One such feature unique to the way data is stored on their cloud servers is using Information Dispersal Algorithms (IDAs). This helps to separate data in unrecognizable “slices” that are distributed across datacenters.
So basically the complete copy of the data resides in any single storage node, and only a subset of nodes are available in order to fully retrieve the data on the network. This is similar to how peer-to-peer sharing or data encryption works.
And speaking of heavy encryption, they have allegedly recently also started on the Blockchain and are experimenting with a particular Cryptocurrency to enable ease of payments. This in the light of IBM with its Watson platform looking to become more of a cloud-based data operating system.
IBM relies too much on its reputation as a forerunner for tech and cloud-based computing. It has earned that title for several decades before the likes of Google and Amazon barged in.
They might lose out on market share once the newer CSPs start to offer more robust products and compliance services like theirs.
Their high security and complex system come at a premium so designed for or rather restricted to wealthy companies essentially. The hosting option (main server locations) looks limited and restricted to geographical areas primarily in the US and EU.

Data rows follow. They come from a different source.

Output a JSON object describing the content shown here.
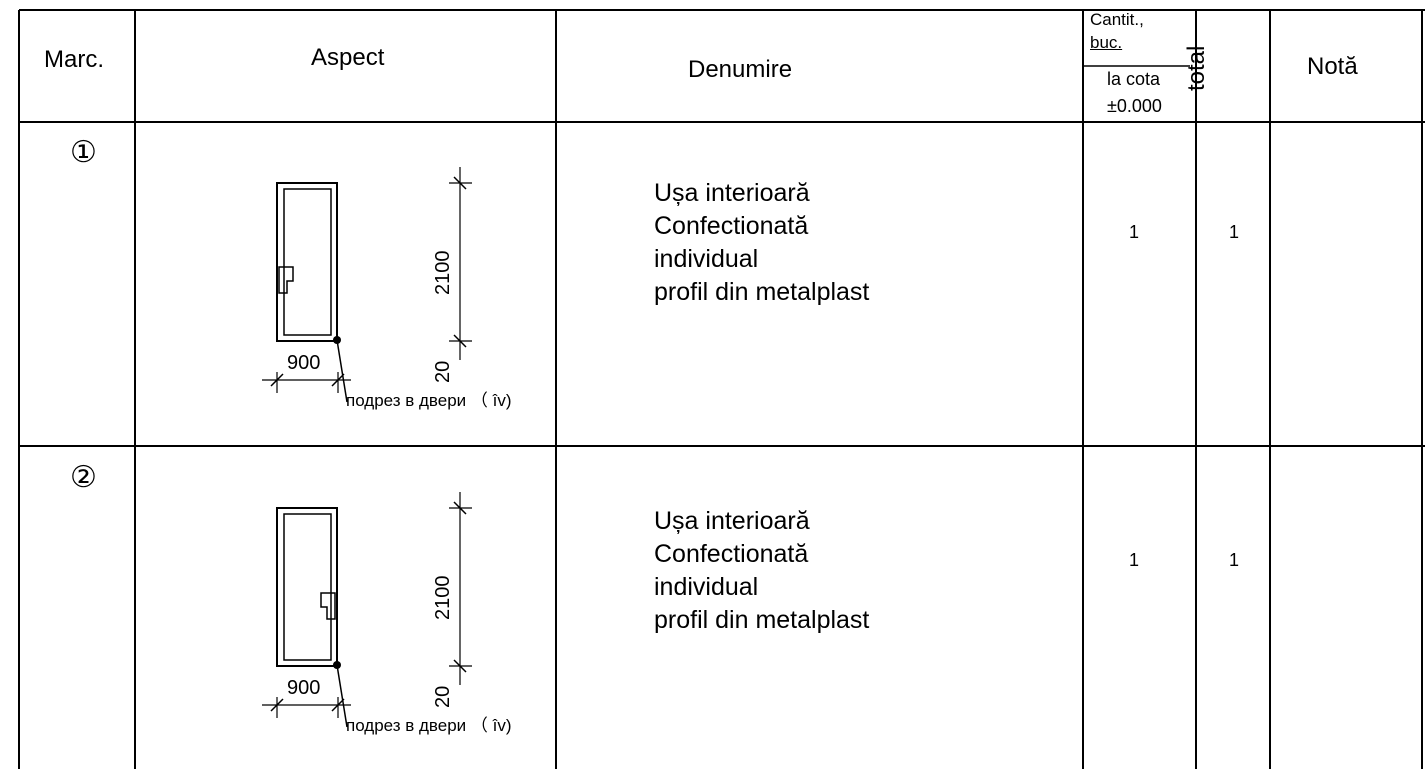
{
  "table": {
    "headers": {
      "marc": "Marc.",
      "aspect": "Aspect",
      "denumire": "Denumire",
      "cantit_line1": "Cantit.,",
      "cantit_line2": "buc.",
      "cota_line1": "la cota",
      "cota_line2": "±0.000",
      "total": "total",
      "nota": "Notă"
    },
    "rows": [
      {
        "mark": "①",
        "denumire": [
          "Ușa interioară",
          "Confectionată",
          "individual",
          "profil din metalplast"
        ],
        "qty_cota": "1",
        "total": "1",
        "nota": "",
        "drawing": {
          "width": "900",
          "height": "2100",
          "gap": "20",
          "note": "подрез в двери （ îv)",
          "handle_side": "left"
        }
      },
      {
        "mark": "②",
        "denumire": [
          "Ușa interioară",
          "Confectionată",
          "individual",
          "profil din metalplast"
        ],
        "qty_cota": "1",
        "total": "1",
        "nota": "",
        "drawing": {
          "width": "900",
          "height": "2100",
          "gap": "20",
          "note": "подрез в двери （ îv)",
          "handle_side": "right"
        }
      }
    ]
  }
}
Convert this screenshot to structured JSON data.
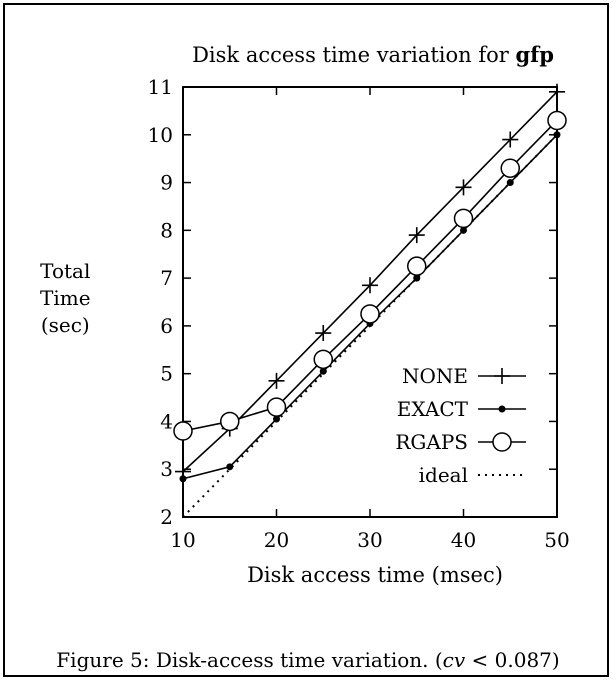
{
  "figure": {
    "caption_prefix": "Figure 5: Disk-access time variation. (",
    "caption_var": "cv",
    "caption_suffix": " < 0.087)"
  },
  "chart_data": {
    "type": "line",
    "title_prefix": "Disk access time variation for ",
    "title_bold": "gfp",
    "xlabel": "Disk access time (msec)",
    "ylabel_lines": [
      "Total",
      "Time",
      "(sec)"
    ],
    "xlim": [
      10,
      50
    ],
    "ylim": [
      2,
      11
    ],
    "xticks": [
      10,
      20,
      30,
      40,
      50
    ],
    "yticks": [
      2,
      3,
      4,
      5,
      6,
      7,
      8,
      9,
      10,
      11
    ],
    "legend_position": "lower-right",
    "series": [
      {
        "name": "NONE",
        "marker": "plus",
        "line": "solid",
        "x": [
          10,
          15,
          20,
          25,
          30,
          35,
          40,
          45,
          50
        ],
        "y": [
          2.95,
          3.85,
          4.85,
          5.85,
          6.85,
          7.9,
          8.9,
          9.9,
          10.9
        ]
      },
      {
        "name": "EXACT",
        "marker": "dot",
        "line": "solid",
        "x": [
          10,
          15,
          20,
          25,
          30,
          35,
          40,
          45,
          50
        ],
        "y": [
          2.8,
          3.05,
          4.05,
          5.05,
          6.05,
          7.0,
          8.0,
          9.0,
          10.0
        ]
      },
      {
        "name": "RGAPS",
        "marker": "circle",
        "line": "solid",
        "x": [
          10,
          15,
          20,
          25,
          30,
          35,
          40,
          45,
          50
        ],
        "y": [
          3.8,
          4.0,
          4.3,
          5.3,
          6.25,
          7.25,
          8.25,
          9.3,
          10.3
        ]
      },
      {
        "name": "ideal",
        "marker": "none",
        "line": "dotted",
        "x": [
          10,
          15,
          20,
          25,
          30,
          35,
          40,
          45,
          50
        ],
        "y": [
          2.0,
          3.0,
          4.0,
          5.0,
          6.0,
          7.0,
          8.0,
          9.0,
          10.0
        ]
      }
    ]
  }
}
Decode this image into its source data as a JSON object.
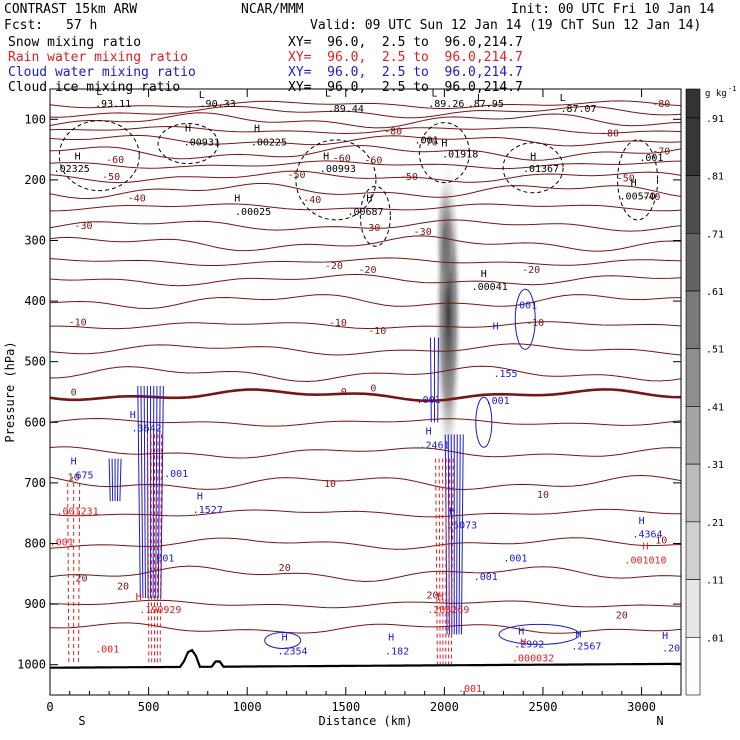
{
  "header": {
    "title": "CONTRAST 15km ARW",
    "center": "NCAR/MMM",
    "init": "Init: 00 UTC Fri 10 Jan 14",
    "fcst_label": "Fcst:",
    "fcst_value": "57 h",
    "valid": "Valid: 09 UTC Sun 12 Jan 14 (19 ChT Sun 12 Jan 14)",
    "fields": [
      {
        "name": "Snow mixing ratio",
        "xy": "XY=  96.0,  2.5 to  96.0,214.7",
        "color": "#000000"
      },
      {
        "name": "Rain water mixing ratio",
        "xy": "XY=  96.0,  2.5 to  96.0,214.7",
        "color": "#e02020"
      },
      {
        "name": "Cloud water mixing ratio",
        "xy": "XY=  96.0,  2.5 to  96.0,214.7",
        "color": "#1a1ad0"
      },
      {
        "name": "Cloud ice mixing ratio",
        "xy": "XY=  96.0,  2.5 to  96.0,214.7",
        "color": "#000000"
      }
    ]
  },
  "chart_data": {
    "type": "cross-section",
    "xlabel": "Distance (km)",
    "ylabel": "Pressure (hPa)",
    "xlim": [
      0,
      3200
    ],
    "ylim": [
      1050,
      50
    ],
    "x_ticks": [
      "0",
      "500",
      "1000",
      "1500",
      "2000",
      "2500",
      "3000"
    ],
    "x_tick_values": [
      0,
      500,
      1000,
      1500,
      2000,
      2500,
      3000
    ],
    "y_ticks": [
      "100",
      "200",
      "300",
      "400",
      "500",
      "600",
      "700",
      "800",
      "900",
      "1000"
    ],
    "y_tick_values": [
      100,
      200,
      300,
      400,
      500,
      600,
      700,
      800,
      900,
      1000
    ],
    "x_end_labels": {
      "left": "S",
      "right": "N"
    },
    "colorbar": {
      "unit": "g kg",
      "unit_exp": "-1",
      "labels": [
        ".91",
        ".81",
        ".71",
        ".61",
        ".51",
        ".41",
        ".31",
        ".21",
        ".11",
        ".01"
      ],
      "values": [
        0.91,
        0.81,
        0.71,
        0.61,
        0.51,
        0.41,
        0.31,
        0.21,
        0.11,
        0.01
      ]
    },
    "temperature_labels": [
      {
        "x": 3100,
        "p": 80,
        "text": "-80"
      },
      {
        "x": 2840,
        "p": 128,
        "text": "-80"
      },
      {
        "x": 1740,
        "p": 125,
        "text": "-80"
      },
      {
        "x": 1920,
        "p": 143,
        "text": "-70"
      },
      {
        "x": 3100,
        "p": 158,
        "text": "-70"
      },
      {
        "x": 330,
        "p": 172,
        "text": "-60"
      },
      {
        "x": 1480,
        "p": 170,
        "text": "-60"
      },
      {
        "x": 1640,
        "p": 173,
        "text": "-60"
      },
      {
        "x": 310,
        "p": 200,
        "text": "-50"
      },
      {
        "x": 1250,
        "p": 197,
        "text": "-50"
      },
      {
        "x": 1820,
        "p": 200,
        "text": "-50"
      },
      {
        "x": 2920,
        "p": 203,
        "text": "-50"
      },
      {
        "x": 440,
        "p": 236,
        "text": "-40"
      },
      {
        "x": 1330,
        "p": 238,
        "text": "-40"
      },
      {
        "x": 3050,
        "p": 233,
        "text": "-40"
      },
      {
        "x": 170,
        "p": 281,
        "text": "-30"
      },
      {
        "x": 1630,
        "p": 284,
        "text": "-30"
      },
      {
        "x": 1890,
        "p": 291,
        "text": "-30"
      },
      {
        "x": 1440,
        "p": 347,
        "text": "-20"
      },
      {
        "x": 1610,
        "p": 354,
        "text": "-20"
      },
      {
        "x": 2440,
        "p": 354,
        "text": "-20"
      },
      {
        "x": 140,
        "p": 440,
        "text": "-10"
      },
      {
        "x": 1460,
        "p": 441,
        "text": "-10"
      },
      {
        "x": 1660,
        "p": 454,
        "text": "-10"
      },
      {
        "x": 2460,
        "p": 441,
        "text": "-10"
      },
      {
        "x": 120,
        "p": 556,
        "text": "0"
      },
      {
        "x": 1490,
        "p": 555,
        "text": "0"
      },
      {
        "x": 1640,
        "p": 549,
        "text": "0"
      },
      {
        "x": 120,
        "p": 696,
        "text": "10"
      },
      {
        "x": 1420,
        "p": 707,
        "text": "10"
      },
      {
        "x": 2500,
        "p": 725,
        "text": "10"
      },
      {
        "x": 160,
        "p": 863,
        "text": "20"
      },
      {
        "x": 370,
        "p": 876,
        "text": "20"
      },
      {
        "x": 1190,
        "p": 845,
        "text": "20"
      },
      {
        "x": 1940,
        "p": 891,
        "text": "20"
      },
      {
        "x": 2900,
        "p": 924,
        "text": "20"
      },
      {
        "x": 3100,
        "p": 800,
        "text": "10"
      }
    ],
    "snow_labels": [
      {
        "x": 250,
        "p": 60,
        "text": "L"
      },
      {
        "x": 320,
        "p": 80,
        "text": ".93.11"
      },
      {
        "x": 770,
        "p": 65,
        "text": "L"
      },
      {
        "x": 850,
        "p": 80,
        "text": ".90.33"
      },
      {
        "x": 1410,
        "p": 62,
        "text": "L"
      },
      {
        "x": 1500,
        "p": 88,
        "text": ".89.44"
      },
      {
        "x": 1950,
        "p": 62,
        "text": "L"
      },
      {
        "x": 2010,
        "p": 80,
        "text": ".89.26"
      },
      {
        "x": 2180,
        "p": 70,
        "text": "L"
      },
      {
        "x": 2210,
        "p": 80,
        "text": ".87.95"
      },
      {
        "x": 2600,
        "p": 70,
        "text": "L"
      },
      {
        "x": 2680,
        "p": 88,
        "text": ".87.07"
      },
      {
        "x": 700,
        "p": 120,
        "text": "H"
      },
      {
        "x": 770,
        "p": 143,
        "text": ".00931"
      },
      {
        "x": 1050,
        "p": 120,
        "text": "H"
      },
      {
        "x": 1110,
        "p": 143,
        "text": ".00225"
      },
      {
        "x": 2000,
        "p": 145,
        "text": "H"
      },
      {
        "x": 2080,
        "p": 163,
        "text": ".01918"
      },
      {
        "x": 1910,
        "p": 140,
        "text": ".001"
      },
      {
        "x": 140,
        "p": 166,
        "text": "H"
      },
      {
        "x": 110,
        "p": 187,
        "text": ".02325"
      },
      {
        "x": 1400,
        "p": 166,
        "text": "H"
      },
      {
        "x": 1460,
        "p": 187,
        "text": ".00993"
      },
      {
        "x": 2450,
        "p": 166,
        "text": "H"
      },
      {
        "x": 2490,
        "p": 187,
        "text": ".01367"
      },
      {
        "x": 3050,
        "p": 169,
        "text": ".001"
      },
      {
        "x": 2960,
        "p": 210,
        "text": "H"
      },
      {
        "x": 2980,
        "p": 232,
        "text": ".00570"
      },
      {
        "x": 950,
        "p": 236,
        "text": "H"
      },
      {
        "x": 1030,
        "p": 258,
        "text": ".00025"
      },
      {
        "x": 1620,
        "p": 236,
        "text": "H"
      },
      {
        "x": 1600,
        "p": 258,
        "text": ".00687"
      },
      {
        "x": 2200,
        "p": 360,
        "text": "H"
      },
      {
        "x": 2230,
        "p": 382,
        "text": ".00041"
      }
    ],
    "cloud_water_labels": [
      {
        "x": 2410,
        "p": 412,
        "text": ".001"
      },
      {
        "x": 2260,
        "p": 447,
        "text": "H"
      },
      {
        "x": 2310,
        "p": 525,
        "text": ".155"
      },
      {
        "x": 1920,
        "p": 568,
        "text": ".001"
      },
      {
        "x": 2270,
        "p": 570,
        "text": ".001"
      },
      {
        "x": 420,
        "p": 593,
        "text": "H"
      },
      {
        "x": 490,
        "p": 615,
        "text": ".3642"
      },
      {
        "x": 1920,
        "p": 620,
        "text": "H"
      },
      {
        "x": 1950,
        "p": 643,
        "text": ".2461"
      },
      {
        "x": 120,
        "p": 670,
        "text": "H"
      },
      {
        "x": 160,
        "p": 693,
        "text": ".675"
      },
      {
        "x": 640,
        "p": 690,
        "text": ".001"
      },
      {
        "x": 760,
        "p": 727,
        "text": "H"
      },
      {
        "x": 800,
        "p": 750,
        "text": ".1527"
      },
      {
        "x": 2040,
        "p": 752,
        "text": "H"
      },
      {
        "x": 2090,
        "p": 775,
        "text": ".5073"
      },
      {
        "x": 570,
        "p": 830,
        "text": ".001"
      },
      {
        "x": 2360,
        "p": 830,
        "text": ".001"
      },
      {
        "x": 2210,
        "p": 860,
        "text": ".001"
      },
      {
        "x": 3000,
        "p": 768,
        "text": "H"
      },
      {
        "x": 3030,
        "p": 790,
        "text": ".4364"
      },
      {
        "x": 1190,
        "p": 960,
        "text": "H"
      },
      {
        "x": 1230,
        "p": 983,
        "text": ".2354"
      },
      {
        "x": 1730,
        "p": 960,
        "text": "H"
      },
      {
        "x": 1760,
        "p": 983,
        "text": ".182"
      },
      {
        "x": 2390,
        "p": 950,
        "text": "H"
      },
      {
        "x": 2430,
        "p": 972,
        "text": ".2992"
      },
      {
        "x": 2680,
        "p": 955,
        "text": "H"
      },
      {
        "x": 2720,
        "p": 975,
        "text": ".2567"
      },
      {
        "x": 3120,
        "p": 958,
        "text": "H"
      },
      {
        "x": 3150,
        "p": 978,
        "text": ".20"
      }
    ],
    "rain_labels": [
      {
        "x": 140,
        "p": 752,
        "text": ".001231"
      },
      {
        "x": 60,
        "p": 803,
        "text": ".001"
      },
      {
        "x": 3020,
        "p": 810,
        "text": "H"
      },
      {
        "x": 3020,
        "p": 833,
        "text": ".001010"
      },
      {
        "x": 450,
        "p": 893,
        "text": "H"
      },
      {
        "x": 560,
        "p": 915,
        "text": ".190929"
      },
      {
        "x": 1980,
        "p": 893,
        "text": "H"
      },
      {
        "x": 2020,
        "p": 915,
        "text": ".208269"
      },
      {
        "x": 290,
        "p": 980,
        "text": ".001"
      },
      {
        "x": 2400,
        "p": 968,
        "text": "H"
      },
      {
        "x": 2450,
        "p": 995,
        "text": ".000032"
      },
      {
        "x": 2130,
        "p": 1045,
        "text": ".001"
      }
    ]
  }
}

Be wary of clandestine terminology such as ‘unlimited archiving/storage’ even with a paid subscription. This usually refers to storing data at rest and not the ability to constantly and unlimitedly sync files.
Another salient factor to compare would be the number of files that you can upload or sync at the same time.
This will be relevant for larger companies that need to upload large files and by large, we mean 10 GB files (2 and a half HD DVDs’ worth of content) and upwards.
Making a choice
At the end of the day, your decision to take on a faction in the storage war should be based on your priorities. You simply match it to what each of the companies is offering taking your budget into consideration of course.
You may need to consider running a combination of two or more of them.
Some larger companies offer storage as a “must-have” with hosted email or something as basic as purchasing a new smartphone.
You will, however, have to ask yourself a few more pressing questions around functionality, data security, and compliance before taking it up.